Ah, that makes sense. It looks like this was deprecated in v1.10.0 of the NVIDIA Container Toolkit (https://github.com/NVIDIA/nvidia-container-toolkit/issues/90#issuecomment-1673183086), so as you say, that wouldn't be what you're hitting.

Odd behavior in binding nv libraries After some more digging, I found that while the script says: Could not find any nv files on this host!, all of the libraries from nvidia-container-cli list --binaries --libraries are bound in the /.singularity.d/libs/ directory, which seems odd. The log from the execution with -v and -d flags here. Line 17 shows the could not find message, and lines 136-149 show that the libraries are added and later mounted. The pytorch inside the singularity still does not support CUDA, but that is probably a problem on our side, as we were using the wrong wheel and were unable to fix that.
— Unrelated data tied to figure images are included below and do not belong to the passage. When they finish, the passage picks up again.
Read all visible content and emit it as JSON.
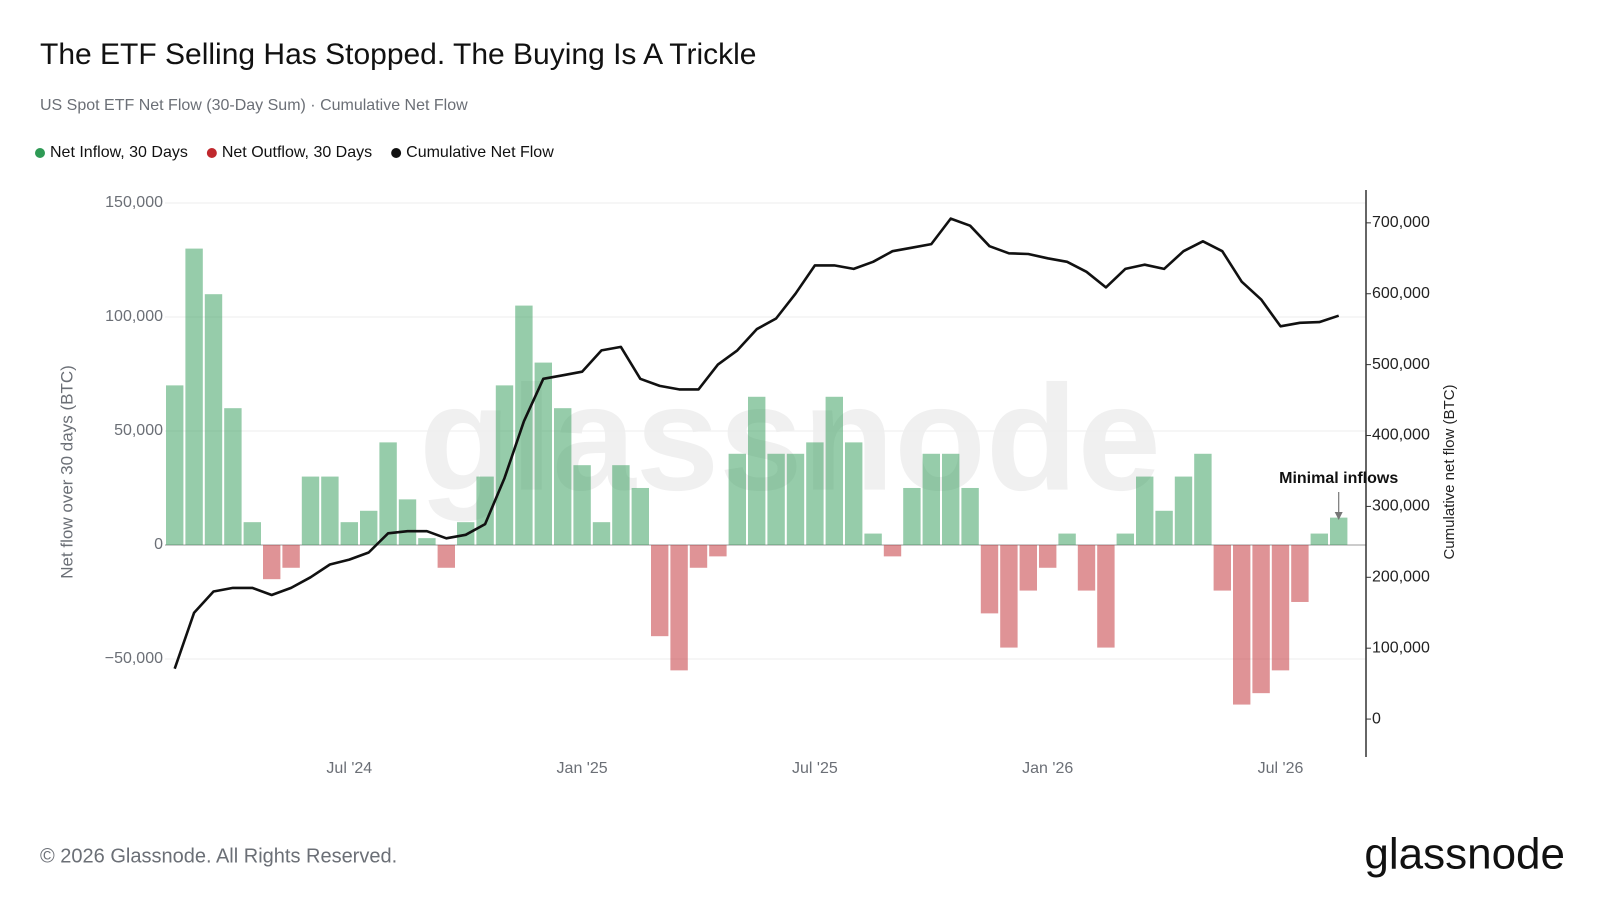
{
  "chart_data": {
    "type": "bar",
    "title": "The ETF Selling Has Stopped. The Buying Is A Trickle",
    "subtitle": "US Spot ETF Net Flow (30-Day Sum) · Cumulative Net Flow",
    "y_label": "Net flow over 30 days (BTC)",
    "y2_label": "Cumulative net flow (BTC)",
    "annotation": "Minimal inflows",
    "watermark": "glassnode",
    "footer": "© 2026 Glassnode. All Rights Reserved.",
    "logo": "glassnode",
    "grid": true,
    "categories": [
      null,
      null,
      null,
      null,
      null,
      null,
      null,
      null,
      null,
      "Jul '24",
      null,
      null,
      null,
      null,
      null,
      null,
      null,
      null,
      null,
      null,
      null,
      "Jan '25",
      null,
      null,
      null,
      null,
      null,
      null,
      null,
      null,
      null,
      null,
      null,
      "Jul '25",
      null,
      null,
      null,
      null,
      null,
      null,
      null,
      null,
      null,
      null,
      null,
      "Jan '26",
      null,
      null,
      null,
      null,
      null,
      null,
      null,
      null,
      null,
      null,
      null,
      "Jul '26",
      null,
      null,
      null
    ],
    "ylim": [
      -93000,
      150000
    ],
    "yticks": [
      {
        "value": -50000,
        "label": "−50,000"
      },
      0,
      {
        "value": 50000,
        "label": "50,000"
      },
      {
        "value": 100000,
        "label": "100,000"
      },
      {
        "value": 150000,
        "label": "150,000"
      }
    ],
    "y2lim": [
      -53500,
      728000
    ],
    "y2ticks": [
      0,
      {
        "value": 100000,
        "label": "100,000"
      },
      {
        "value": 200000,
        "label": "200,000"
      },
      {
        "value": 300000,
        "label": "300,000"
      },
      {
        "value": 400000,
        "label": "400,000"
      },
      {
        "value": 500000,
        "label": "500,000"
      },
      {
        "value": 600000,
        "label": "600,000"
      },
      {
        "value": 700000,
        "label": "700,000"
      }
    ],
    "series": [
      {
        "name": "Net Inflow, 30 Days",
        "type": "bar",
        "color": "#2e9a55",
        "values": [
          70000,
          130000,
          110000,
          60000,
          10000,
          null,
          null,
          30000,
          30000,
          10000,
          15000,
          45000,
          20000,
          3000,
          null,
          10000,
          30000,
          70000,
          105000,
          80000,
          60000,
          35000,
          10000,
          35000,
          25000,
          null,
          null,
          null,
          null,
          40000,
          65000,
          40000,
          40000,
          45000,
          65000,
          45000,
          5000,
          null,
          25000,
          40000,
          40000,
          25000,
          null,
          null,
          null,
          null,
          5000,
          null,
          null,
          5000,
          30000,
          15000,
          30000,
          40000,
          null,
          null,
          null,
          null,
          null,
          5000,
          12000
        ]
      },
      {
        "name": "Net Outflow, 30 Days",
        "type": "bar",
        "color": "#c0282d",
        "values": [
          null,
          null,
          null,
          null,
          null,
          -15000,
          -10000,
          null,
          null,
          null,
          null,
          null,
          null,
          null,
          -10000,
          null,
          null,
          null,
          null,
          null,
          null,
          null,
          null,
          null,
          null,
          -40000,
          -55000,
          -10000,
          -5000,
          null,
          null,
          null,
          null,
          null,
          null,
          null,
          null,
          -5000,
          null,
          null,
          null,
          null,
          -30000,
          -45000,
          -20000,
          -10000,
          null,
          -20000,
          -45000,
          null,
          null,
          null,
          null,
          null,
          -20000,
          -70000,
          -65000,
          -55000,
          -25000,
          null,
          null
        ]
      },
      {
        "name": "Cumulative Net Flow",
        "type": "line",
        "axis": "y2",
        "color": "#111111",
        "values": [
          71000,
          150000,
          180000,
          185000,
          185000,
          175000,
          185000,
          200000,
          218000,
          225000,
          235000,
          262000,
          265000,
          265000,
          255000,
          260000,
          275000,
          340000,
          420000,
          480000,
          485000,
          490000,
          520000,
          525000,
          480000,
          470000,
          465000,
          465000,
          500000,
          520000,
          550000,
          565000,
          600000,
          640000,
          640000,
          635000,
          645000,
          660000,
          665000,
          670000,
          706000,
          696000,
          667000,
          657000,
          656000,
          650000,
          645000,
          631000,
          609000,
          635000,
          641000,
          635000,
          660000,
          674000,
          660000,
          617000,
          592000,
          554000,
          559000,
          560000,
          569000
        ]
      }
    ]
  }
}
Taking a quick scan through the code of that version of Singularity, it looks like that warning is specifically when no bins or ipcs are found:

https://github.com/sylabs/singularity/blob/673570ce999bd3f84458247fcd0698528877cdcd/cmd/internal/cli/actions_linux.go#L347-L351

The libraries are handled separately:

https://github.com/sylabs/singularity/blob/673570ce999bd3f84458247fcd0698528877cdcd/cmd/internal/cli/actions_linux.go#L364-L369

So that looks like it's functioning as expected based on the output you shared from nvidia-container-cli list --binaries --libraries.
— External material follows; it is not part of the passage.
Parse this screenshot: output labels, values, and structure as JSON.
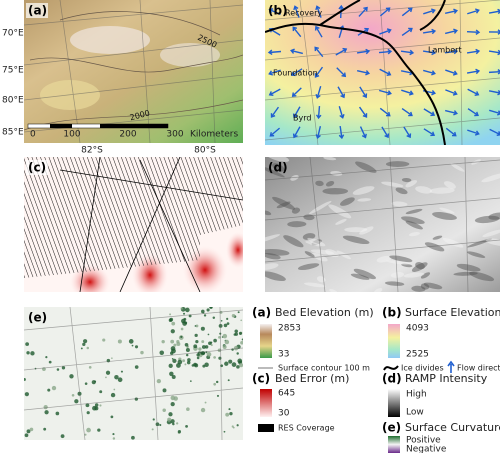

tri-adam avatar Apr 09 '24 18:04 tri-adam

Newer versions of SingularityCE don't use nvidia-container-cli to find the library list when only the --nv flag is specified. We only call nvidia-container-cli if --nvccli is also specified, in which case it performs container setup, and SingularityCE is not performing the bindings itself.
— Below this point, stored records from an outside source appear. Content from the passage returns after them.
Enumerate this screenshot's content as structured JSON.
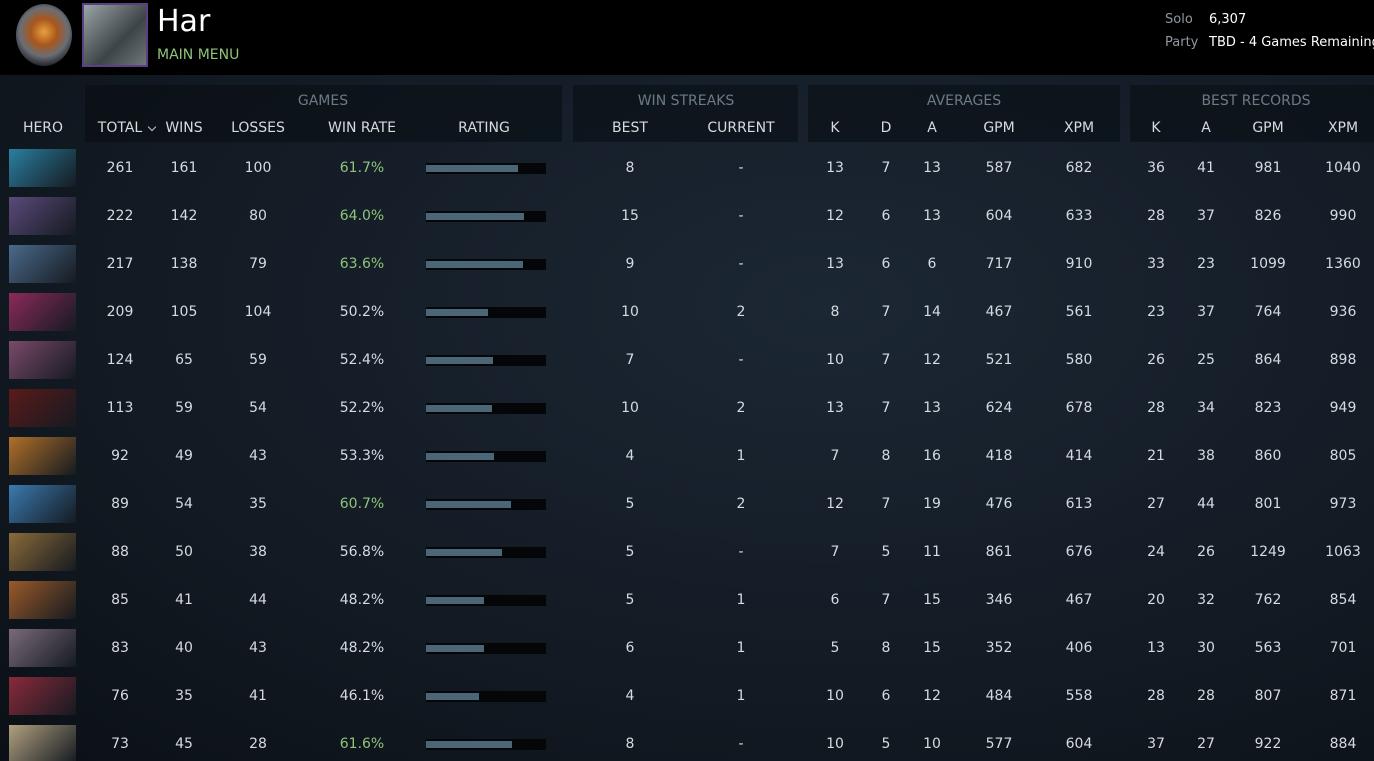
{
  "header": {
    "name": "Har",
    "subtitle": "MAIN MENU",
    "solo_label": "Solo",
    "solo_value": "6,307",
    "party_label": "Party",
    "party_value": "TBD - 4 Games Remaining"
  },
  "table": {
    "groups": [
      "GAMES",
      "WIN STREAKS",
      "AVERAGES",
      "BEST RECORDS"
    ],
    "columns": [
      "HERO",
      "TOTAL",
      "WINS",
      "LOSSES",
      "WIN RATE",
      "RATING",
      "BEST",
      "CURRENT",
      "K",
      "D",
      "A",
      "GPM",
      "XPM",
      "K",
      "A",
      "GPM",
      "XPM"
    ],
    "rows": [
      [
        261,
        161,
        100,
        "61.7%",
        8,
        "-",
        13,
        7,
        13,
        587,
        682,
        36,
        41,
        981,
        1040
      ],
      [
        222,
        142,
        80,
        "64.0%",
        15,
        "-",
        12,
        6,
        13,
        604,
        633,
        28,
        37,
        826,
        990
      ],
      [
        217,
        138,
        79,
        "63.6%",
        9,
        "-",
        13,
        6,
        6,
        717,
        910,
        33,
        23,
        1099,
        1360
      ],
      [
        209,
        105,
        104,
        "50.2%",
        10,
        2,
        8,
        7,
        14,
        467,
        561,
        23,
        37,
        764,
        936
      ],
      [
        124,
        65,
        59,
        "52.4%",
        7,
        "-",
        10,
        7,
        12,
        521,
        580,
        26,
        25,
        864,
        898
      ],
      [
        113,
        59,
        54,
        "52.2%",
        10,
        2,
        13,
        7,
        13,
        624,
        678,
        28,
        34,
        823,
        949
      ],
      [
        92,
        49,
        43,
        "53.3%",
        4,
        1,
        7,
        8,
        16,
        418,
        414,
        21,
        38,
        860,
        805
      ],
      [
        89,
        54,
        35,
        "60.7%",
        5,
        2,
        12,
        7,
        19,
        476,
        613,
        27,
        44,
        801,
        973
      ],
      [
        88,
        50,
        38,
        "56.8%",
        5,
        "-",
        7,
        5,
        11,
        861,
        676,
        24,
        26,
        1249,
        1063
      ],
      [
        85,
        41,
        44,
        "48.2%",
        5,
        1,
        6,
        7,
        15,
        346,
        467,
        20,
        32,
        762,
        854
      ],
      [
        83,
        40,
        43,
        "48.2%",
        6,
        1,
        5,
        8,
        15,
        352,
        406,
        13,
        30,
        563,
        701
      ],
      [
        76,
        35,
        41,
        "46.1%",
        4,
        1,
        10,
        6,
        12,
        484,
        558,
        28,
        28,
        807,
        871
      ],
      [
        73,
        45,
        28,
        "61.6%",
        8,
        "-",
        10,
        5,
        10,
        577,
        604,
        37,
        27,
        922,
        884
      ]
    ],
    "ratings": [
      77,
      82,
      81,
      52,
      56,
      55,
      57,
      71,
      63,
      48,
      48,
      44,
      72
    ]
  }
}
If you use a current version of SingularityCE, run with --nv only, and are able to provide a complete list of required libraries in the etc/nvliblist.conf file then it's likely that the binding will work as expected.

Given the deprecation of nvidia-container-cli for Tegra based systems we aren't going to be able to handle library binding via nvidia-container-cli. The future of GPU support on Jetson revolves around CDI, which we support in our --oci mode.

Jetson support for native mode (without --oci) would depend on https://github.com/sylabs/singularity/issues/1395 - so it'd be appropriate to add a comment there if it's important to you.

See also:

  • https://github.com/NVIDIA/nvidia-container-toolkit/issues/90#issuecomment-1673183086
  • https://github.com/sylabs/singularity/issues/1850

dtrudg avatar Jun 14 '24 09:06 dtrudg